Warum sich der Mythos so hartnäckig hält
Wie die meisten langlebigen Mythen entstand auch dieser aus einem wahren Kern. Mosseri selbst räumte in der Session ein: Video hat das Wachstum von Instagram in den letzten Jahren maßgeblich vorangetrieben. Zählt man die Aussagen aus dem Jahr 2021 dazu, dass Instagram “keine reine Foto-Sharing-App mehr” sei, dazu jahrelange Reel-fokussierte Feature-Launches und die Erfahrung fast aller Social Media Manager, dass Videos bei der Reichweite besser abschneiden als Standbilder, fühlt sich die Schlussfolgerung “Video only” wie eine logische Fortführung an. Ist sie aber nicht. Wachstumsstrategie und Produktidentität sind zwei verschiedene Dinge – und wer sie vermischt, sitzt dem Mythos auf.
Was Mosseri tatsächlich bestätigt hat
In dem Q&A widersprach Mosseri der Vorstellung, Instagram würde sich nicht mehr für Fotos interessieren.
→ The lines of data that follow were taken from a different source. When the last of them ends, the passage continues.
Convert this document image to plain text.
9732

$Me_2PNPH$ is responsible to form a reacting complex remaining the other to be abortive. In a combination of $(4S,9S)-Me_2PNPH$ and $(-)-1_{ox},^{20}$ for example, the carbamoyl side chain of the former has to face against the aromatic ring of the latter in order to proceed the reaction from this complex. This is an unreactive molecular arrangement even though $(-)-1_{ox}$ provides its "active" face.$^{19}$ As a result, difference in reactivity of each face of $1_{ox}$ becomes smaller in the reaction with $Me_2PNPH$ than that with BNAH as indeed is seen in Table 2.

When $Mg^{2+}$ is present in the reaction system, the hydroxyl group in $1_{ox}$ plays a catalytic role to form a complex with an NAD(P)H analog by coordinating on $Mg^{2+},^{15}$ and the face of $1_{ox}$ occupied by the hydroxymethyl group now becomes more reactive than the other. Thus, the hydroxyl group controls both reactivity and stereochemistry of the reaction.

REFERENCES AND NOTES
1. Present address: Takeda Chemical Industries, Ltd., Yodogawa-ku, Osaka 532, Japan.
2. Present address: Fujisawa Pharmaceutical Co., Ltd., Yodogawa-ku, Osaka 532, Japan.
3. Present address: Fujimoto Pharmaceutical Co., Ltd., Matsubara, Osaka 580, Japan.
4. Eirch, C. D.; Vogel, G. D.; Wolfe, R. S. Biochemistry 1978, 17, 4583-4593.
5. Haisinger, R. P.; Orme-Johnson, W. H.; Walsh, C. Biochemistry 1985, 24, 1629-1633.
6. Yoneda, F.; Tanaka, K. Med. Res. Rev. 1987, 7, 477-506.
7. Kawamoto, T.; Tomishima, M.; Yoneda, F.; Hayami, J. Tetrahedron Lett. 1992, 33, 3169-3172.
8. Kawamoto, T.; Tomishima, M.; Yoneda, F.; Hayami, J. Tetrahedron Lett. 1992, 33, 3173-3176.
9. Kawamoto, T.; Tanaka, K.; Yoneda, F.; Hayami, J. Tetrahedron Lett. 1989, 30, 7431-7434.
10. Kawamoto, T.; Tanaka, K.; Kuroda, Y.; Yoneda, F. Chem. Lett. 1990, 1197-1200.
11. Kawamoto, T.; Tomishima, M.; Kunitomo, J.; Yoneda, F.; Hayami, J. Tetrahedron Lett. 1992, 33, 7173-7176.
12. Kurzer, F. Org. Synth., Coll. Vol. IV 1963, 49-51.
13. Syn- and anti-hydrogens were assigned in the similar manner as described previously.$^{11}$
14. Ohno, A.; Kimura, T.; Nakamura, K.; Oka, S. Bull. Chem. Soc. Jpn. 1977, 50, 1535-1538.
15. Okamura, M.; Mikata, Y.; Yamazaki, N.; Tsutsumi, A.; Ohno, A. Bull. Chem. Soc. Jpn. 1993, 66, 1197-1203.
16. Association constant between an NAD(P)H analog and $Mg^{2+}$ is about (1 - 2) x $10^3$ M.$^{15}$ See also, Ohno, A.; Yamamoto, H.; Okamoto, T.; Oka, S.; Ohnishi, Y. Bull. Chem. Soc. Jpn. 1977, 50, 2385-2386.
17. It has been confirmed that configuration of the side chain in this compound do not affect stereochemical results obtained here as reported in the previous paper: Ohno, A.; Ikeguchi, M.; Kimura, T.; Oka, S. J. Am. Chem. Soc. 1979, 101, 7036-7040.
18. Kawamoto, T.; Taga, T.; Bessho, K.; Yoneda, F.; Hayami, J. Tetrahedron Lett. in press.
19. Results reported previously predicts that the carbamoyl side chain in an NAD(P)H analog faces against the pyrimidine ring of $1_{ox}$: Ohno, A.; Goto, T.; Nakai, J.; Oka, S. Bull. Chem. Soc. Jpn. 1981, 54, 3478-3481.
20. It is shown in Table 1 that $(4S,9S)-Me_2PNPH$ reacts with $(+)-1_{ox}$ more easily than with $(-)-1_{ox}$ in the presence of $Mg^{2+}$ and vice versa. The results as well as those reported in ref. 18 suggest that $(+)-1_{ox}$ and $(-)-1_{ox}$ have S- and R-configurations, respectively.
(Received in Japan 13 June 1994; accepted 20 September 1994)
Fotos bleiben ein zentraler Bestandteil des Erlebnisses, und er hob besonders Carousels als das Format hervor, in dem sie glänzen: Carousels können Fotos, Videos oder beides sein, und ein Großteil davon besteht nach wie vor rein aus Fotos. Der wichtigere Rahmen, den er steckte: Instagram möchte die Heimat für verschiedene Formen visueller Kreativität sein, und Bilder sind dabei ein wesentliches Element. Metas eigene Creator-Ressourcen behandeln Foto-Posts und Carousels weiterhin als erstklassige Formate – was zur Produktrealität passt: Foto-Features werden weiterhin gelauncht und nicht eingestellt.
Das richtige mentale Modell lautet nicht “Video ersetzt Fotos”, sondern: “Video sorgt für Wachstum, Fotos sorgen für Tiefe.” Videos gewinnen durch Empfehlungen neue Zielgruppen; Fotos und Carousels bedienen die Zielgruppe, die du bereits hast. Besonders Carousels erzielen beständig hohe Speicherzahlen und Engagement über mehrere Impressionen hinweg.
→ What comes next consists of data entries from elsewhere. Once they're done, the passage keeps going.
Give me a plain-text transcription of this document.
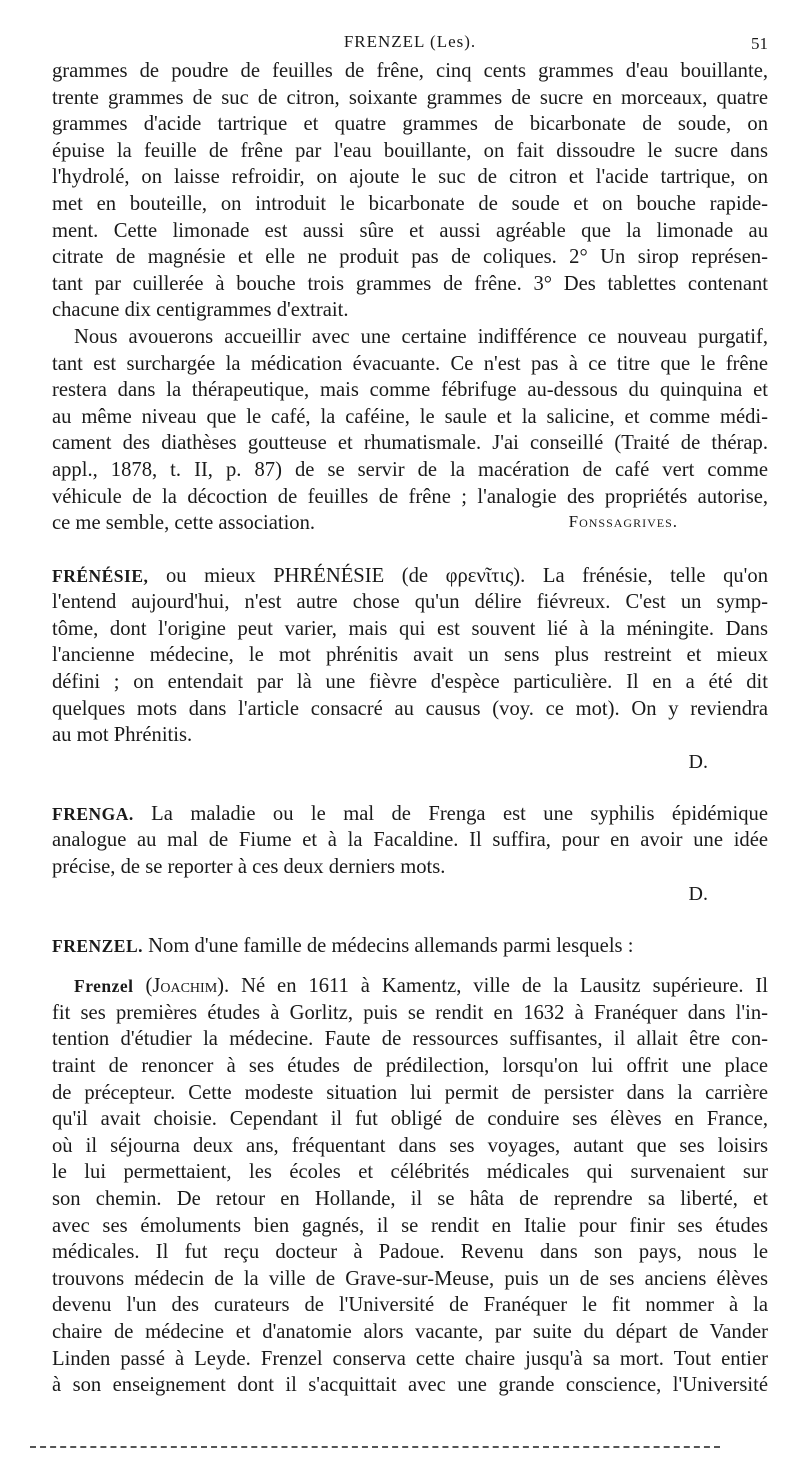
FRENZEL (Les).	51
grammes de poudre de feuilles de frêne, cinq cents grammes d'eau bouillante,
trente grammes de suc de citron, soixante grammes de sucre en morceaux, quatre
grammes d'acide tartrique et quatre grammes de bicarbonate de soude, on
épuise la feuille de frêne par l'eau bouillante, on fait dissoudre le sucre dans
l'hydrolé, on laisse refroidir, on ajoute le suc de citron et l'acide tartrique, on
met en bouteille, on introduit le bicarbonate de soude et on bouche rapide-
ment. Cette limonade est aussi sûre et aussi agréable que la limonade au
citrate de magnésie et elle ne produit pas de coliques. 2° Un sirop représen-
tant par cuillerée à bouche trois grammes de frêne. 3° Des tablettes contenant
chacune dix centigrammes d'extrait.
Nous avouerons accueillir avec une certaine indifférence ce nouveau purgatif,
tant est surchargée la médication évacuante. Ce n'est pas à ce titre que le frêne
restera dans la thérapeutique, mais comme fébrifuge au-dessous du quinquina et
au même niveau que le café, la caféine, le saule et la salicine, et comme médi-
cament des diathèses goutteuse et rhumatismale. J'ai conseillé (Traité de thérap.
appl., 1878, t. II, p. 87) de se servir de la macération de café vert comme
véhicule de la décoction de feuilles de frêne ; l'analogie des propriétés autorise,
ce me semble, cette association.	Fonssagrives.
FRÉNÉSIE, ou mieux PHRÉNÉSIE (de φρενῖτις). La frénésie, telle qu'on
l'entend aujourd'hui, n'est autre chose qu'un délire fiévreux. C'est un symp-
tôme, dont l'origine peut varier, mais qui est souvent lié à la méningite. Dans
l'ancienne médecine, le mot phrénitis avait un sens plus restreint et mieux
défini ; on entendait par là une fièvre d'espèce particulière. Il en a été dit
quelques mots dans l'article consacré au causus (voy. ce mot). On y reviendra
au mot Phrénitis.
D.
FRENGA. La maladie ou le mal de Frenga est une syphilis épidémique
analogue au mal de Fiume et à la Facaldine. Il suffira, pour en avoir une idée
précise, de se reporter à ces deux derniers mots.
D.
FRENZEL. Nom d'une famille de médecins allemands parmi lesquels :
Frenzel (Joachim). Né en 1611 à Kamentz, ville de la Lausitz supérieure. Il
fit ses premières études à Gorlitz, puis se rendit en 1632 à Franéquer dans l'in-
tention d'étudier la médecine. Faute de ressources suffisantes, il allait être con-
traint de renoncer à ses études de prédilection, lorsqu'on lui offrit une place
de précepteur. Cette modeste situation lui permit de persister dans la carrière
qu'il avait choisie. Cependant il fut obligé de conduire ses élèves en France,
où il séjourna deux ans, fréquentant dans ses voyages, autant que ses loisirs
le lui permettaient, les écoles et célébrités médicales qui survenaient sur
son chemin. De retour en Hollande, il se hâta de reprendre sa liberté, et
avec ses émoluments bien gagnés, il se rendit en Italie pour finir ses études
médicales. Il fut reçu docteur à Padoue. Revenu dans son pays, nous le
trouvons médecin de la ville de Grave-sur-Meuse, puis un de ses anciens élèves
devenu l'un des curateurs de l'Université de Franéquer le fit nommer à la
chaire de médecine et d'anatomie alors vacante, par suite du départ de Vander
Linden passé à Leyde. Frenzel conserva cette chaire jusqu'à sa mort. Tout entier
à son enseignement dont il s'acquittait avec une grande conscience, l'Université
Was du tun solltest, statt in Panik zu geraten
Setze auf einen bewussten Format-Mix, anstatt alles auf eine Karte zu setzen. Ein praktischer Split für die meisten Marken-Accounts: Reels für die Reichweite, Foto-Carousels für Education, Produktdetails und Community-Inhalte, Einzelfotos für aktuelle oder ästhetische Momente. Lass dann deine eigenen Insights das Verhältnis anpassen; die Daten deines Accounts schlagen jede allgemeine Regel. Diesen Mix zu planen ist einfacher, wenn die Formate in einem content calendar auf einen Blick sichtbar sind, damit ein Monat voller versehentlicher Nur-Video-Inhalte niemandem entgeht. Und da auf Formatfragen immer Reichweitefragen folgen, schau dir an, was Mosseri in dieser Serie darüber sagt, woher Reel-Reichweite wirklich kommt und wie die Instagram-Suche deine Fotos liest.
FAQ
Wird Instagram Fotos entfernen und eine reine Video-Plattform? Nein. Im Q&A vom Juli 2026 antwortete Mosseri unmissverständlich: “Das war nie der Plan und wird es auch nie sein.”
Straft der Instagram-Algorithmus Fotos ab? Nein. Fotos werden nicht abgestraft; Videos erhalten lediglich tendenziell mehr Empfehlungen. Fotos und Carousels bleiben voll unterstützte Formate.
Sind Carousels Fotos oder Videos? Beides. Carousels können Fotos und Videos in einem Post kombinieren, und Mosseri betonte, dass viele davon immer noch reine Foto-Posts sind.
Sollten Marken im Jahr 2026 noch Foto-Inhalte posten? Ja. Fotos und Carousels fördern das Engagement und die Bindung zu deiner bestehenden Community, während Videos für die Discovery zuständig sind. Ein Mix ist besser als jedes Extrem.